The Embobut Forest, a water-rich, 22,000-hectare protected public forest in Kenya’s Elgeyo Marakwet County, has been home to the Sengwer tribe since at least the 1920s. But as far back as the early 1980s, successive Kenyan governments have attempted to evict the Sengwer from Embobut, sometimes violently.
In 2014, forest guards and police disregarded a court injunction prohibiting eviction and reportedly burned up to 1,500 Sengwer homes in the forest. A report from Amnesty International places the number of houses burned since December 25, 2017 at an estimated 341, making about 600 people homeless.

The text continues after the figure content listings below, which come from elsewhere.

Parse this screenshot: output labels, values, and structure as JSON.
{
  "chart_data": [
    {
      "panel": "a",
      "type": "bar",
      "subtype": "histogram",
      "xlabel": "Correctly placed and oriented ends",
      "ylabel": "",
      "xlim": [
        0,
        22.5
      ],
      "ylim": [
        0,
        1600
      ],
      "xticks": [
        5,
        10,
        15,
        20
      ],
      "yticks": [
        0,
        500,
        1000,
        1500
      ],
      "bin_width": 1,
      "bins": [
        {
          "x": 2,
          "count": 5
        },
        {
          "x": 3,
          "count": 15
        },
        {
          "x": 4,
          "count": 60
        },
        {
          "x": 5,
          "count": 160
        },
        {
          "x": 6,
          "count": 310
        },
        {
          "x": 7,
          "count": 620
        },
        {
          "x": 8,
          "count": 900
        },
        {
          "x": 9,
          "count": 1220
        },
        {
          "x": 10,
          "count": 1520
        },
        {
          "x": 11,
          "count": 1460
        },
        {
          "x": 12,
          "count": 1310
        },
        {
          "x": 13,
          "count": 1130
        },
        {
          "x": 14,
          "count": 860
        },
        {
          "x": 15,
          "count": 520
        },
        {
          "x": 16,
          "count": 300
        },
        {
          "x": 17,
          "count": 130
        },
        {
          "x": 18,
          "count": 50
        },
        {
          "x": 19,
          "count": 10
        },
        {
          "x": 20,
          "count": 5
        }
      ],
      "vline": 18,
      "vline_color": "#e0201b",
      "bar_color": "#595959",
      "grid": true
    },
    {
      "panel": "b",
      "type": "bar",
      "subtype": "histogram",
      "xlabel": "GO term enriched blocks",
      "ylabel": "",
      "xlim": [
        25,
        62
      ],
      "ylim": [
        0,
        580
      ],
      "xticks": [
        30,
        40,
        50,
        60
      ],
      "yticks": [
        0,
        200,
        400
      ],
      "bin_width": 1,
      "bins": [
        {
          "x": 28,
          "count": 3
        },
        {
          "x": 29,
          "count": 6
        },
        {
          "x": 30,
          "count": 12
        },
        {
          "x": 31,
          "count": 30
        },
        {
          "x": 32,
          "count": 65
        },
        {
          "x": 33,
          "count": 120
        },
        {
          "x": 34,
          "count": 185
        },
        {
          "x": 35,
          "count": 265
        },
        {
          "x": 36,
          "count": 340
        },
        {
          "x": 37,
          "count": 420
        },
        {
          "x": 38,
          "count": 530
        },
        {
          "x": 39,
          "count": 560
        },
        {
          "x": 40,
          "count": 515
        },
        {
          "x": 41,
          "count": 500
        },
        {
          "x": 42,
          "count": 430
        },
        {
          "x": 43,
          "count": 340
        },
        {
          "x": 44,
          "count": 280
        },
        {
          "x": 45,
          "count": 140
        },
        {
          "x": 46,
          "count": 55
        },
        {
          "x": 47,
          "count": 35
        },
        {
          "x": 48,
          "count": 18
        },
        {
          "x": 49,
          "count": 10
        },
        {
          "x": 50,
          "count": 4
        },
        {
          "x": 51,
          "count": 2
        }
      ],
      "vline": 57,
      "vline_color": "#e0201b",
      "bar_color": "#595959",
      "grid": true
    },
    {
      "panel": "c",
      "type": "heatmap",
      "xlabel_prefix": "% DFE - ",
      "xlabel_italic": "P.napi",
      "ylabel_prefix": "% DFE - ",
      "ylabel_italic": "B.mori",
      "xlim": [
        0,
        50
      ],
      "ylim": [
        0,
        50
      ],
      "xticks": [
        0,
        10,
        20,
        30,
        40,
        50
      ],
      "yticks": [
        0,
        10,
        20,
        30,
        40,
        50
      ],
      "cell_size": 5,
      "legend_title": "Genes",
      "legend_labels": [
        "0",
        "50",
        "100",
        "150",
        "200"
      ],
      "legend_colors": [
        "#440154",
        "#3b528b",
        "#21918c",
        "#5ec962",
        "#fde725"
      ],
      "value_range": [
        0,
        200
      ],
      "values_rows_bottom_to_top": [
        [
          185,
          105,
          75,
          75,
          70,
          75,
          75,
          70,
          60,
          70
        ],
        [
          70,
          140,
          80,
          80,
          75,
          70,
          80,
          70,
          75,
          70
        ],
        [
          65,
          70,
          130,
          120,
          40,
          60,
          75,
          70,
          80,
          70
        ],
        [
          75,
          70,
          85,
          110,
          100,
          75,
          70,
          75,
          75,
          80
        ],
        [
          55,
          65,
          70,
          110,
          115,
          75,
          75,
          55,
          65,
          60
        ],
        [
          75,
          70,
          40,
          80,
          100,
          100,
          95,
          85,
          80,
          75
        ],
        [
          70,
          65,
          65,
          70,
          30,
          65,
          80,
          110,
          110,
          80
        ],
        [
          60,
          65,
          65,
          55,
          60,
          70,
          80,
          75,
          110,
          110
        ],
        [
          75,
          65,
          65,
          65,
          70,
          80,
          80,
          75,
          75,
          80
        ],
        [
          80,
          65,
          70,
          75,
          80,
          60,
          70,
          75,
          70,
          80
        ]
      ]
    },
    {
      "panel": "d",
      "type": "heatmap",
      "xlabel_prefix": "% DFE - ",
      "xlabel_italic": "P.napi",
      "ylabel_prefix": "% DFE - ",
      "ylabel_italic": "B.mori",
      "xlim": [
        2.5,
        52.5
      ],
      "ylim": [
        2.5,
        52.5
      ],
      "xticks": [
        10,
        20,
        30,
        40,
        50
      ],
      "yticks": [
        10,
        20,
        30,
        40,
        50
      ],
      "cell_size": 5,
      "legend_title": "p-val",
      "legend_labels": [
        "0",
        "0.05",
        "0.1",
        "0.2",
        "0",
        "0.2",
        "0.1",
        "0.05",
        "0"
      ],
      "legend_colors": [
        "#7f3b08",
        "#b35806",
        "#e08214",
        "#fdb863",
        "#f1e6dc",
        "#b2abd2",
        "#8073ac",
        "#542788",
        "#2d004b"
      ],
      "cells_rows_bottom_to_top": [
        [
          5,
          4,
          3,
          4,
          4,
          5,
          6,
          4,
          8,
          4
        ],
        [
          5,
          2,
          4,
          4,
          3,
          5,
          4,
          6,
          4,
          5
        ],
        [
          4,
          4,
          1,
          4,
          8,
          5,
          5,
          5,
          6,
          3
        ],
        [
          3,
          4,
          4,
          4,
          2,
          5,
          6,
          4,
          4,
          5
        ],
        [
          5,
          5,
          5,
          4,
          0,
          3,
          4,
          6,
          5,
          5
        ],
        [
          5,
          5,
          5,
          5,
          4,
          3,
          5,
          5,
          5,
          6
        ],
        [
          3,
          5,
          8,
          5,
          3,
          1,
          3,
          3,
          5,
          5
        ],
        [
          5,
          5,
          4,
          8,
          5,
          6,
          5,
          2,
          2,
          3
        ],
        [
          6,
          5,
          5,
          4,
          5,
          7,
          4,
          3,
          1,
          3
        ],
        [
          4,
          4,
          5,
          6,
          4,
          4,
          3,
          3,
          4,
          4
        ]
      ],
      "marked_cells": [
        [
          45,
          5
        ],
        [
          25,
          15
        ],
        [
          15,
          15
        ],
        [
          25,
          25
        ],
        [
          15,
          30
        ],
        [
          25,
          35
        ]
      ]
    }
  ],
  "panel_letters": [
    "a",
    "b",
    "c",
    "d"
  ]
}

More recently, armed guards from the Kenya Forest Service allegedly shot a Sengwer man dead and wounded another during a January 2018 forced eviction, leading to the indefinite suspension of a $38 million EU-funded water conservation project — part of the Kenyan government’s repeated efforts to extract value in the form of timber and water from the Embobut Forest. These evictions contravene the 2007 UN Declaration on the Rights of Indigenous Peoples but while the Sengwer people have tried to call attention to their desperate situation, a lack of overwhelming evidence has thwarted their attempts to stop the evictions.
But there’s hope.
TIMBY (an acronym for ‘This Is My Backyard’), a Kenya-built platform launched in 2012, could help them collect the proof they need to retain their ancestral home. Designed and run by a team led by Canadian activist Anjali Nayar, TIMBY allows the capture and encryption of video footage and photos through a smartphone. Encrypted data can then be uploaded online or, where there’s no internet access, sent as an encrypted ZIP file to couriers who will upload the data. Customised for the mostly semi-literate Sengwer people, the app’s colour-coded navigation makes it easy to capture evidence and send it.
TIMBY recently emerged one of five winners of GHR Foundation’s 2018 BridgeBuilder Challenge and will share in a $1 million prize to continue its good work.